Friday: Most of us wouldn’t know how to use this without a lot of trial and error unless someone taught us. The Christian life is the same for your kids. Unless they know what’s in the Bible, they will use a lot of trial and error in their attempts to live the life God wants them to live. Studies are finding they will get it wrong…really wrong. Even on seemingly basic issues like honesty. Take the time to teach your kids everything God wants them to know – even if you have to learn it with them.

The Power of Writing to Your Kids

Kids are interesting people. If your child is of a certain age, you may be very familiar with the refrain, “I know, I know,” that your child often begins repeating before you can get two words out of your mouth.
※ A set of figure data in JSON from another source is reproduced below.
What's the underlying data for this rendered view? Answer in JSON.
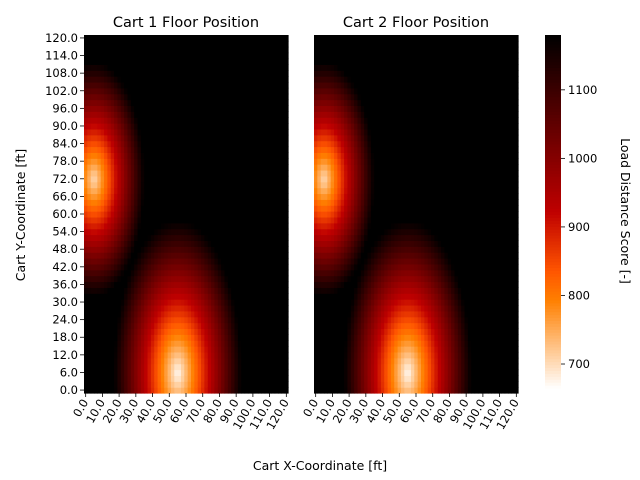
{
  "figure": {
    "xlabel": "Cart X-Coordinate [ft]",
    "ylabel": "Cart Y-Coordinate [ft]"
  },
  "chart_data": [
    {
      "type": "heatmap",
      "title": "Cart 1 Floor Position",
      "xlabel": "Cart X-Coordinate [ft]",
      "ylabel": "Cart Y-Coordinate [ft]",
      "x_tick_labels": [
        "0.0",
        "10.0",
        "20.0",
        "30.0",
        "40.0",
        "50.0",
        "60.0",
        "70.0",
        "80.0",
        "90.0",
        "100.0",
        "110.0",
        "120.0"
      ],
      "y_tick_labels": [
        "0.0",
        "6.0",
        "12.0",
        "18.0",
        "24.0",
        "30.0",
        "36.0",
        "42.0",
        "48.0",
        "54.0",
        "60.0",
        "66.0",
        "72.0",
        "78.0",
        "84.0",
        "90.0",
        "96.0",
        "102.0",
        "108.0",
        "114.0",
        "120.0"
      ],
      "xlim": [
        0,
        120
      ],
      "ylim": [
        0,
        120
      ],
      "grid_step": 2,
      "value_field": {
        "description_of_minima": "two low-score regions (light)",
        "base_value": 1180,
        "minima": [
          {
            "x": 55,
            "y": 6,
            "value": 670,
            "radius_x": 38,
            "radius_y": 52
          },
          {
            "x": 5,
            "y": 72,
            "value": 700,
            "radius_x": 30,
            "radius_y": 40
          }
        ]
      }
    },
    {
      "type": "heatmap",
      "title": "Cart 2 Floor Position",
      "xlabel": "Cart X-Coordinate [ft]",
      "ylabel": "",
      "x_tick_labels": [
        "0.0",
        "10.0",
        "20.0",
        "30.0",
        "40.0",
        "50.0",
        "60.0",
        "70.0",
        "80.0",
        "90.0",
        "100.0",
        "110.0",
        "120.0"
      ],
      "y_tick_labels": [],
      "xlim": [
        0,
        120
      ],
      "ylim": [
        0,
        120
      ],
      "grid_step": 2,
      "value_field": {
        "base_value": 1180,
        "minima": [
          {
            "x": 55,
            "y": 6,
            "value": 670,
            "radius_x": 38,
            "radius_y": 52
          },
          {
            "x": 5,
            "y": 72,
            "value": 700,
            "radius_x": 30,
            "radius_y": 40
          }
        ]
      }
    }
  ],
  "colorbar": {
    "label": "Load Distance Score [-]",
    "colormap": "gist_heat_r",
    "vmin": 665,
    "vmax": 1180,
    "tick_values": [
      700,
      800,
      900,
      1000,
      1100
    ],
    "tick_labels": [
      "700",
      "800",
      "900",
      "1000",
      "1100"
    ]
  }
}
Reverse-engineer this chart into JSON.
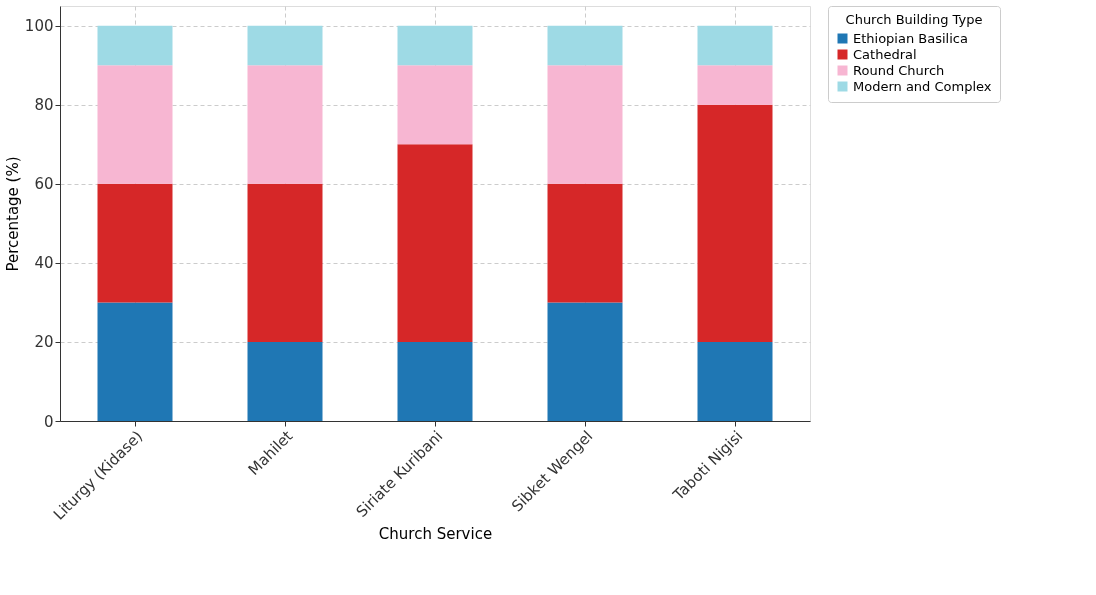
{
  "chart_data": {
    "type": "bar",
    "stacked": true,
    "xlabel": "Church Service",
    "ylabel": "Percentage (%)",
    "legend_title": "Church Building Type",
    "legend": "top right",
    "grid": true,
    "categories": [
      "Liturgy (Kidase)",
      "Mahilet",
      "Siriate Kuribani",
      "Sibket Wengel",
      "Taboti Nigisi"
    ],
    "ylim": [
      0,
      105
    ],
    "yticks": [
      0,
      20,
      40,
      60,
      80,
      100
    ],
    "series": [
      {
        "name": "Ethiopian Basilica",
        "color": "#1f77b4",
        "values": [
          30,
          20,
          20,
          30,
          20
        ]
      },
      {
        "name": "Cathedral",
        "color": "#d62728",
        "values": [
          30,
          40,
          50,
          30,
          60
        ]
      },
      {
        "name": "Round Church",
        "color": "#f7b6d2",
        "values": [
          30,
          30,
          20,
          30,
          10
        ]
      },
      {
        "name": "Modern and Complex",
        "color": "#9edae5",
        "values": [
          10,
          10,
          10,
          10,
          10
        ]
      }
    ]
  }
}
Or maybe you aren’t sure your children know how much you love (and like) them. Or perhaps there is a “delicate” topic you want to discuss with your child, but feel like you and/or your child will be too uncomfortable to have the thorough conversation that is needed. The answer is often writing a note or letter to your child.

Parents who have tried this often find their notes are read and re-read. The wisdom and love you put in the note will be there for your child to read when you may not be readily available. Your children can consider what you wanted them to know privately at their own pace. They can even remind your children how much you will always love them when you are in a rough patch with your relationship.

There are a few important things to remember as you write your notes to your kids.

  • Write the note by hand, but print clearly. Handwritten notes just feel more personal. If your kids can’t read your handwriting though, they may always wonder what you meant to say….or worse yet misread a word as something you would never have written.
  • Keep the tone positive. Even if you want to impart concerns to your child, try to keep the overall tone of your letter or note positive. If you write harsh words, they may be read for many years…long after you have calmed down or the situation has improved. It’s not the legacy of your relationship you want to leave behind.
  • Be specific. “You are a great kid!” is wonderful, but it’s even more meaningful for your child if you mention some specific things that make him or her so wonderful to you. Generalities aren’t necessarily bad, but they can leave your child wondering if you are secretly using some fill in the name generic template for the note.
  • Mention their future with God. You don’t necessarily have to add this to every note, but it’s great to give your kids a peek at the future you are dreaming for them as servants of God. What kid doesn’t want to know God has planned good deeds specifically for them?!
  • Connect with them emotionally. Notes are great for giving vent to all those “mushy” emotions about your kids that they may complain about when you say them. They still need to hear them, but writing them down allows them to reread those words whenever they want to remind themselves of your love for them.
  • Encourage, encourage, encourage. Your kids need to know you believe in them. They need to know that even when they make mistakes or sin, you believe they can still become who God wants them to be with His help. They need to know it’s okay to keep growing and learning – even if they make some mistakes in the process. They need to know that redemption and forgiveness are always possible.

So pull out some paper and a pen. Use plain paper or cute notes. Add artwork or doodles. Once you’re done, slip it on their pillow where they can’t miss it. You may just be surprised to find out how much those notes really mean to your kids.